Monday, March 02, 2009

All of the above

My staggering depression last week erased from my memory a little blurb on steroid abuse I saw on either ESPN or It was an interactive poll which asked the fans "who is responsible for the steroid scandal in baseball?" The options were something like (I hate that I didn't write this on the day):

A. The players who took the steroids.
B. MLB management
C. The players who knew about the steroid abuse but didn't say anything

And some fourth option I can't remember, but I can tell you what the fourth option WASN'T. It wasn't "the fans." Now, I know neither MLB nor ESPN would attack sports fans on their sites, so the absence of this option isn't surprising. However, the fans are the number one reason steroid abuse is so rampant in Major League Baseball, not to mention professional wrestling, other major sports, and the film industry (the FILM INDUSTRY??? Yeah, stupid, the film industry). Regular folk want to see the big plays, the monster homeruns, the impossible feats. The subtle intricacies of ALL popular entertainment are victims of the crowd's thirst for extraordinary experiences. No one wants to see a well placed sacrifice bunt anymore.

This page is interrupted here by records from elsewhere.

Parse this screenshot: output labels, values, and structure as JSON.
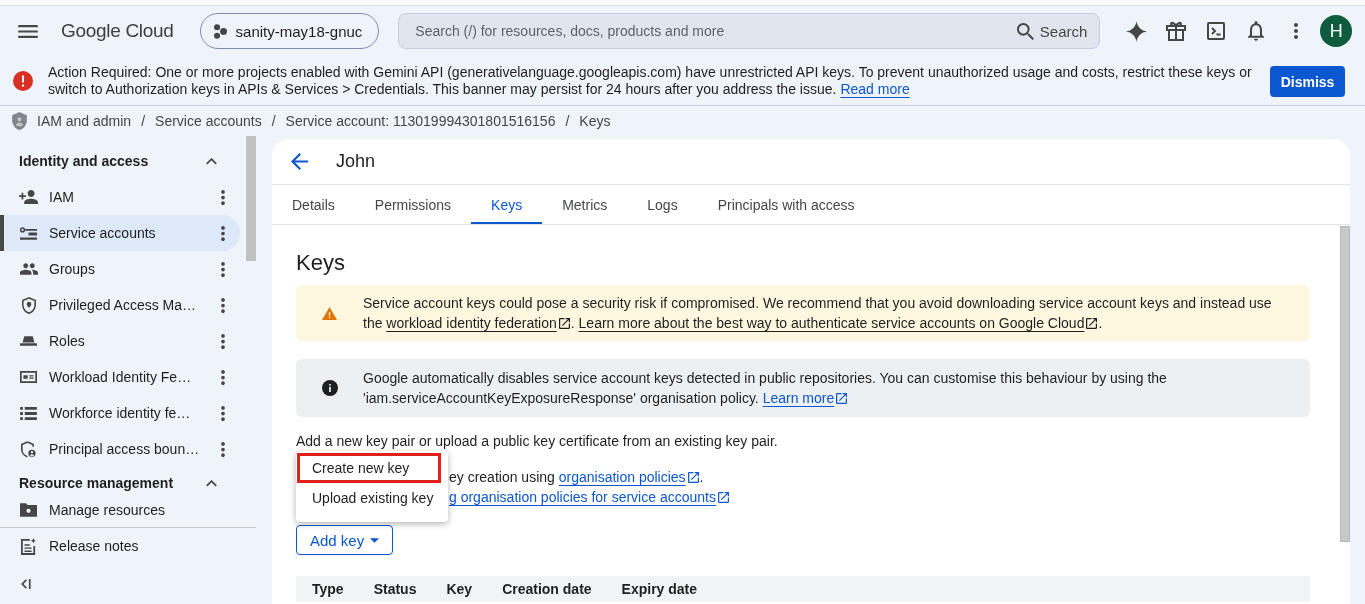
{
  "header": {
    "logo": "Google Cloud",
    "project": "sanity-may18-gnuc",
    "search": {
      "placeholder": "Search (/) for resources, docs, products and more",
      "button": "Search"
    },
    "avatar": "H"
  },
  "banner": {
    "text": "Action Required: One or more projects enabled with Gemini API (generativelanguage.googleapis.com) have unrestricted API keys. To prevent unauthorized usage and costs, restrict these keys or switch to Authorization keys in APIs & Services > Credentials. This banner may persist for 24 hours after you address the issue.",
    "link": "Read more",
    "button": "Dismiss"
  },
  "breadcrumb": [
    {
      "text": "IAM and admin",
      "separator": "/"
    },
    {
      "text": "Service accounts",
      "separator": "/"
    },
    {
      "text": "Service account: 113019994301801516156",
      "separator": "/"
    },
    {
      "text": "Keys"
    }
  ],
  "sidebar": {
    "sections": [
      {
        "title": "Identity and access",
        "expanded": true,
        "items": [
          {
            "label": "IAM",
            "selected": false,
            "more": true
          },
          {
            "label": "Service accounts",
            "selected": true,
            "more": true
          },
          {
            "label": "Groups",
            "selected": false,
            "more": true
          },
          {
            "label": "Privileged Access Ma…",
            "selected": false,
            "more": true
          },
          {
            "label": "Roles",
            "selected": false,
            "more": true
          },
          {
            "label": "Workload Identity Fe…",
            "selected": false,
            "more": true
          },
          {
            "label": "Workforce identity fe…",
            "selected": false,
            "more": true
          },
          {
            "label": "Principal access boun…",
            "selected": false,
            "more": true
          }
        ]
      },
      {
        "title": "Resource management",
        "expanded": true,
        "items": [
          {
            "label": "Manage resources",
            "selected": false,
            "more": false
          }
        ]
      }
    ],
    "footer": [
      {
        "label": "Release notes"
      }
    ]
  },
  "page": {
    "title": "John",
    "tabs": [
      {
        "label": "Details",
        "selected": false
      },
      {
        "label": "Permissions",
        "selected": false
      },
      {
        "label": "Keys",
        "selected": true
      },
      {
        "label": "Metrics",
        "selected": false
      },
      {
        "label": "Logs",
        "selected": false
      },
      {
        "label": "Principals with access",
        "selected": false
      }
    ],
    "heading": "Keys",
    "alerts": [
      {
        "kind": "warning",
        "parts": [
          {
            "kind": "text",
            "text": "Service account keys could pose a security risk if compromised. We recommend that you avoid downloading service account keys and instead use the "
          },
          {
            "kind": "link",
            "text": "workload identity federation",
            "external": true
          },
          {
            "kind": "text",
            "text": ". "
          },
          {
            "kind": "link",
            "text": "Learn more about the best way to authenticate service accounts on Google Cloud",
            "external": true
          },
          {
            "kind": "text",
            "text": "."
          }
        ]
      },
      {
        "kind": "info",
        "parts": [
          {
            "kind": "text",
            "text": "Google automatically disables service account keys detected in public repositories. You can customise this behaviour by using the 'iam.serviceAccountKeyExposureResponse' organisation policy. "
          },
          {
            "kind": "link",
            "text": "Learn more",
            "external": true
          }
        ]
      }
    ],
    "intro": "Add a new key pair or upload a public key certificate from an existing key pair.",
    "lines": [
      {
        "parts": [
          {
            "kind": "text",
            "text": "ey creation using "
          },
          {
            "kind": "link",
            "text": "organisation policies",
            "external": true
          },
          {
            "kind": "text",
            "text": "."
          }
        ]
      },
      {
        "parts": [
          {
            "kind": "link",
            "text": "g organisation policies for service accounts",
            "external": true
          }
        ]
      }
    ],
    "add_button": "Add key",
    "menu": [
      {
        "label": "Create new key",
        "highlighted": true
      },
      {
        "label": "Upload existing key",
        "highlighted": false
      }
    ],
    "table": {
      "columns": [
        "Type",
        "Status",
        "Key",
        "Creation date",
        "Expiry date"
      ]
    }
  }
}
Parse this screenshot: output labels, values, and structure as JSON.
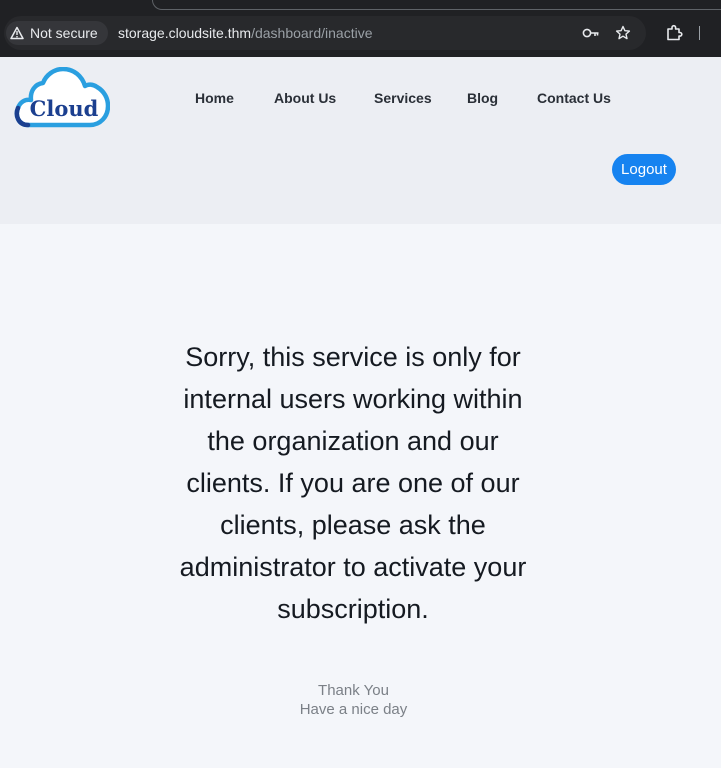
{
  "browser": {
    "security_label": "Not secure",
    "url_host": "storage.cloudsite.thm",
    "url_path": "/dashboard/inactive",
    "icons": [
      "warning-icon",
      "key-icon",
      "star-icon",
      "extensions-icon"
    ]
  },
  "site": {
    "logo_text": "Cloud",
    "nav": {
      "home": "Home",
      "about": "About Us",
      "services": "Services",
      "blog": "Blog",
      "contact": "Contact Us"
    },
    "logout_label": "Logout"
  },
  "main": {
    "message": "Sorry, this service is only for internal users working within the organization and our clients. If you are one of our clients, please ask the administrator to activate your subscription.",
    "thanks_line1": "Thank You",
    "thanks_line2": "Have a nice day"
  },
  "colors": {
    "accent": "#1683f0",
    "logo_blue": "#2a9fe0",
    "logo_text": "#1b3f8f"
  }
}
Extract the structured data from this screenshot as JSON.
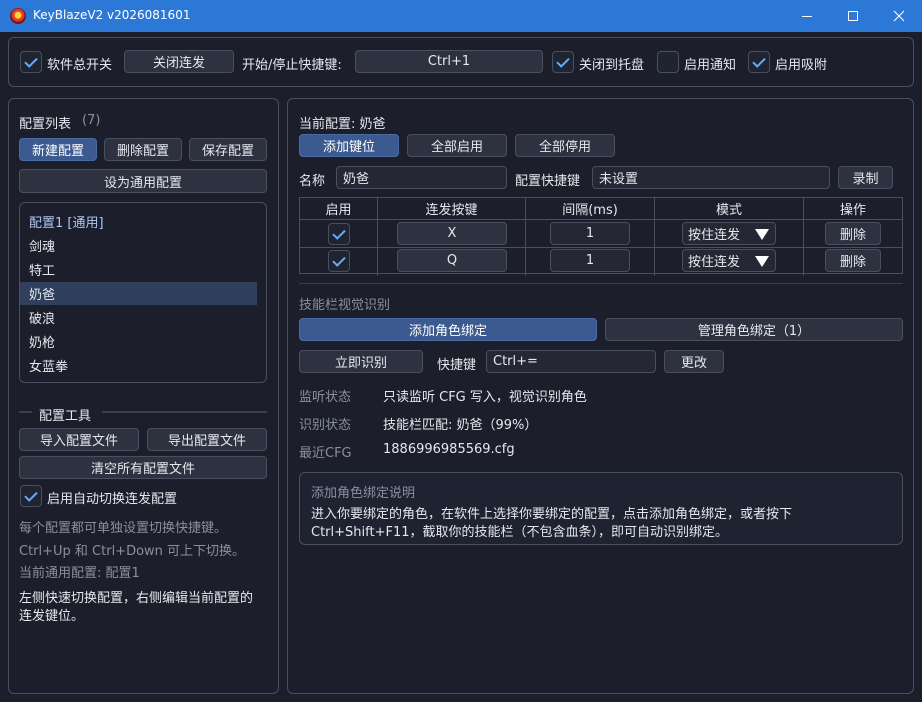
{
  "window": {
    "title": "KeyBlazeV2 v2026081601"
  },
  "top_bar": {
    "master_switch_label": "软件总开关",
    "master_switch_checked": true,
    "toggle_rapid_button": "关闭连发",
    "hotkey_label": "开始/停止快捷键:",
    "hotkey_value": "Ctrl+1",
    "close_to_tray_label": "关闭到托盘",
    "close_to_tray_checked": true,
    "notify_label": "启用通知",
    "notify_checked": false,
    "snap_label": "启用吸附",
    "snap_checked": true
  },
  "left": {
    "list_title": "配置列表",
    "list_count": "(7)",
    "new_button": "新建配置",
    "delete_button": "删除配置",
    "save_button": "保存配置",
    "set_default_button": "设为通用配置",
    "profiles": [
      "配置1 [通用]",
      "剑魂",
      "特工",
      "奶爸",
      "破浪",
      "奶枪",
      "女蓝拳"
    ],
    "selected_index": 3,
    "tools_title": "配置工具",
    "import_button": "导入配置文件",
    "export_button": "导出配置文件",
    "clear_button": "清空所有配置文件",
    "auto_switch_label": "启用自动切换连发配置",
    "auto_switch_checked": true,
    "hint1": "每个配置都可单独设置切换快捷键。",
    "hint2": "Ctrl+Up 和 Ctrl+Down 可上下切换。",
    "current_default": "当前通用配置: 配置1",
    "footer_line1": "左侧快速切换配置，右侧编辑当前配置的",
    "footer_line2": "连发键位。"
  },
  "right": {
    "current_profile": "当前配置: 奶爸",
    "add_key_button": "添加键位",
    "enable_all_button": "全部启用",
    "disable_all_button": "全部停用",
    "name_label": "名称",
    "name_value": "奶爸",
    "profile_hotkey_label": "配置快捷键",
    "profile_hotkey_value": "未设置",
    "record_button": "录制",
    "table": {
      "headers": [
        "启用",
        "连发按键",
        "间隔(ms)",
        "模式",
        "操作"
      ],
      "rows": [
        {
          "enabled": true,
          "key": "X",
          "interval": "1",
          "mode": "按住连发",
          "action": "删除"
        },
        {
          "enabled": true,
          "key": "Q",
          "interval": "1",
          "mode": "按住连发",
          "action": "删除"
        }
      ]
    },
    "vision_title": "技能栏视觉识别",
    "add_binding_button": "添加角色绑定",
    "manage_binding_button": "管理角色绑定（1）",
    "detect_now_button": "立即识别",
    "vision_hotkey_label": "快捷键",
    "vision_hotkey_value": "Ctrl+=",
    "change_button": "更改",
    "monitor_label": "监听状态",
    "monitor_value": "只读监听 CFG 写入，视觉识别角色",
    "detect_label": "识别状态",
    "detect_value": "技能栏匹配: 奶爸（99%）",
    "cfg_label": "最近CFG",
    "cfg_value": "1886996985569.cfg",
    "help_title": "添加角色绑定说明",
    "help_line1": "进入你要绑定的角色，在软件上选择你要绑定的配置，点击添加角色绑定，或者按下",
    "help_line2": "Ctrl+Shift+F11，截取你的技能栏（不包含血条），即可自动识别绑定。"
  }
}
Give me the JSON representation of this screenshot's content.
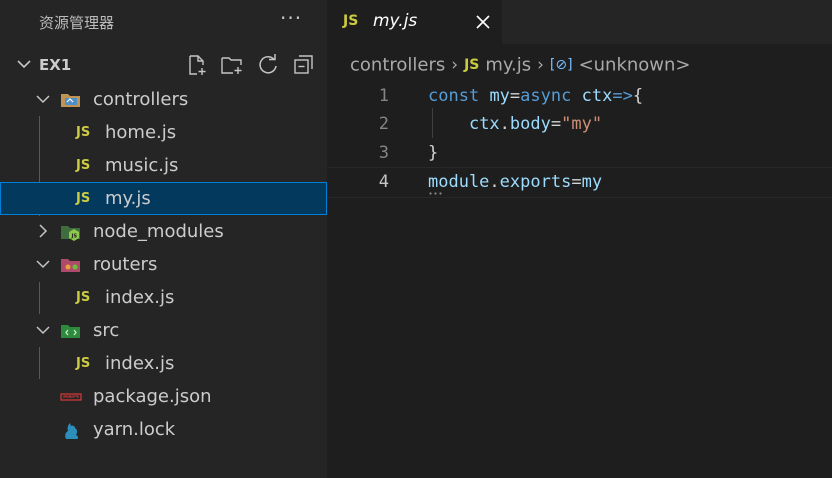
{
  "explorer": {
    "title": "资源管理器",
    "more_label": "···",
    "section": "EX1",
    "actions": [
      "new-file",
      "new-folder",
      "refresh",
      "collapse-all"
    ],
    "tree": [
      {
        "label": "controllers",
        "type": "folder",
        "expanded": true,
        "icon": "controllers-folder-icon"
      },
      {
        "label": "home.js",
        "type": "file",
        "icon_text": "JS"
      },
      {
        "label": "music.js",
        "type": "file",
        "icon_text": "JS"
      },
      {
        "label": "my.js",
        "type": "file",
        "icon_text": "JS",
        "selected": true
      },
      {
        "label": "node_modules",
        "type": "folder",
        "expanded": false,
        "icon": "node-folder-icon"
      },
      {
        "label": "routers",
        "type": "folder",
        "expanded": true,
        "icon": "routers-folder-icon"
      },
      {
        "label": "index.js",
        "type": "file",
        "icon_text": "JS"
      },
      {
        "label": "src",
        "type": "folder",
        "expanded": true,
        "icon": "src-folder-icon"
      },
      {
        "label": "index.js",
        "type": "file",
        "icon_text": "JS"
      },
      {
        "label": "package.json",
        "type": "file",
        "icon": "npm-icon"
      },
      {
        "label": "yarn.lock",
        "type": "file",
        "icon": "yarn-icon"
      }
    ]
  },
  "tab": {
    "icon_text": "JS",
    "label": "my.js"
  },
  "breadcrumb": {
    "folder": "controllers",
    "file_icon_text": "JS",
    "file": "my.js",
    "symbol_icon_text": "[⊘]",
    "symbol": "<unknown>"
  },
  "editor": {
    "active_line": 4,
    "lines": [
      {
        "number": "1",
        "tokens": [
          {
            "t": "const",
            "c": "kw"
          },
          {
            "t": " ",
            "c": "plain"
          },
          {
            "t": "my",
            "c": "var"
          },
          {
            "t": "=",
            "c": "op"
          },
          {
            "t": "async",
            "c": "kw"
          },
          {
            "t": " ",
            "c": "plain"
          },
          {
            "t": "ctx",
            "c": "var"
          },
          {
            "t": "=>",
            "c": "kw"
          },
          {
            "t": "{",
            "c": "plain"
          }
        ]
      },
      {
        "number": "2",
        "tokens": [
          {
            "t": "    ",
            "c": "plain"
          },
          {
            "t": "ctx",
            "c": "var"
          },
          {
            "t": ".",
            "c": "op"
          },
          {
            "t": "body",
            "c": "var"
          },
          {
            "t": "=",
            "c": "op"
          },
          {
            "t": "\"my\"",
            "c": "str"
          }
        ]
      },
      {
        "number": "3",
        "tokens": [
          {
            "t": "}",
            "c": "plain"
          }
        ]
      },
      {
        "number": "4",
        "tokens": [
          {
            "t": "module",
            "c": "var"
          },
          {
            "t": ".",
            "c": "op"
          },
          {
            "t": "exports",
            "c": "var"
          },
          {
            "t": "=",
            "c": "op"
          },
          {
            "t": "my",
            "c": "var"
          }
        ]
      }
    ]
  }
}
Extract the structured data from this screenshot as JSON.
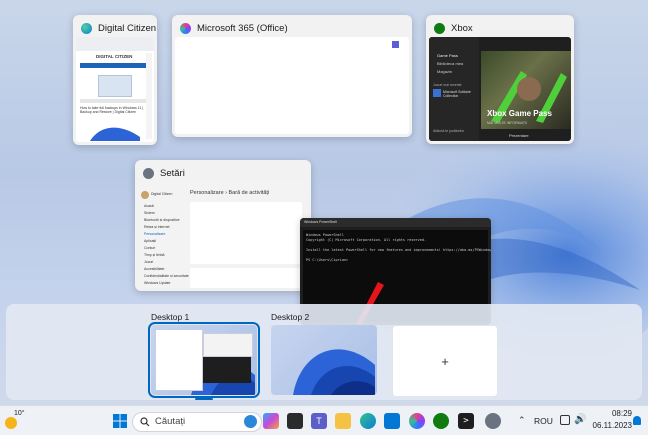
{
  "windows": [
    {
      "title": "Digital Citizen - L..."
    },
    {
      "title": "Microsoft 365 (Office)"
    },
    {
      "title": "Xbox"
    },
    {
      "title": "Setări"
    },
    {
      "title": "Windows PowerShell"
    }
  ],
  "edge_thumb": {
    "header": "DIGITAL CITIZEN",
    "article": "How to take full backups in Windows 11 | Backup and Restore | Digital Citizen"
  },
  "xbox_thumb": {
    "hero_title": "Xbox Game Pass",
    "hero_sub": "MAI MULTE INFORMAȚII",
    "nav": [
      "Game Pass",
      "Biblioteca mea",
      "Magazin"
    ],
    "recent_heading": "Jocuri mai recente",
    "recent_item": "Microsoft Solitaire Collection",
    "promo": "Alătură-te jucătorilor",
    "footer": "Prezentare"
  },
  "settings_thumb": {
    "user": "Digital Citizen",
    "breadcrumb": "Personalizare › Bară de activități",
    "nav": [
      "Acasă",
      "Sistem",
      "Bluetooth și dispozitive",
      "Rețea și internet",
      "Personalizare",
      "Aplicații",
      "Conturi",
      "Timp și limbă",
      "Jocuri",
      "Accesibilitate",
      "Confidențialitate și securitate",
      "Windows Update"
    ]
  },
  "terminal": {
    "lines": [
      "Windows PowerShell",
      "Copyright (C) Microsoft Corporation. All rights reserved.",
      "",
      "Install the latest PowerShell for new features and improvements! https://aka.ms/PSWindows",
      "",
      "PS C:\\Users\\Ciprian>"
    ]
  },
  "desktops": [
    {
      "label": "Desktop 1"
    },
    {
      "label": "Desktop 2"
    }
  ],
  "new_desktop_symbol": "+",
  "taskbar": {
    "weather_temp": "10°",
    "search_placeholder": "Căutați",
    "language": "ROU",
    "time": "08:29",
    "date": "06.11.2023"
  },
  "colors": {
    "accent": "#0067c0",
    "arrow": "#e8141c",
    "terminal_bg": "#0c0c0c"
  }
}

They want to see the long ball.

I read an article somewhere about up-and-coming ballplayers in the Dominican Republic, and each of the guys interviewed confirmed that the popular consensus on making it in the big leagues is that one MUST hit homeruns. MUST. Because you will not be asked to join the majors otherwise. Sure, that's what team owners and GMs are looking for, but they're in search of power because that's what the fans want. That's the marketable commodity.

Fans are impossibly jaded and have always harbored an oppressive hero worship. The pressure on the player is this: do the impossible or go home. That effect on the players isn't just about steroids, either. Baseball professionals are ten times more muscular than they used to be even 15 years ago. And that's not all substance abuse, it's strenuous exercise routines and fitness regimens. So, in an environment when every guy in the clubhouse is the size of a barn, why wouldn't you look for alternate means to get that edge?

It may have been lost along the way, but the fans asked for this shit. The same beery dildo who calls in to sports talk shows complaining about "cheaters" like A-Rod is the same obnoxious shithead who jiggles delightedly at each homer Jeter hits. It's more "natural," he figures. Is it?


Anonymous said...

They should also have had one last option simply title "Everyone" as I think the blame goes to the media who hyped up the McGwire-Sosa home run derby in '98, the league, the union, the players, and the fans.

I hate people in general, so that option makes me happy.

three lips said...

Not just sports but, well, everything. (The film industry? Really? Who besides Ahhhnold, the poster boy of steroids, are you aware of? Jonah Hill? There's more room for specialization in the pictures than in baseball. It's a wider channel. In baseball, every National League player must pass through the eye of the batting needle.) We all want to go to the "top doctor" (how many self-prescribe - not steroids but other enhancements?), read the "best selling" author (let's talk about drugs in that field, shall we?), see the "sold-out" Broadway musical (after the show and maybe needed to face the audience), etc. There's no end to fan demand. It's everywhere all the time. It's the human race. Darwin nailed it. Ants have better principles, know their place (read Superorganism). Now let's all get back to our depression. Yours is meditative and nicely mediated.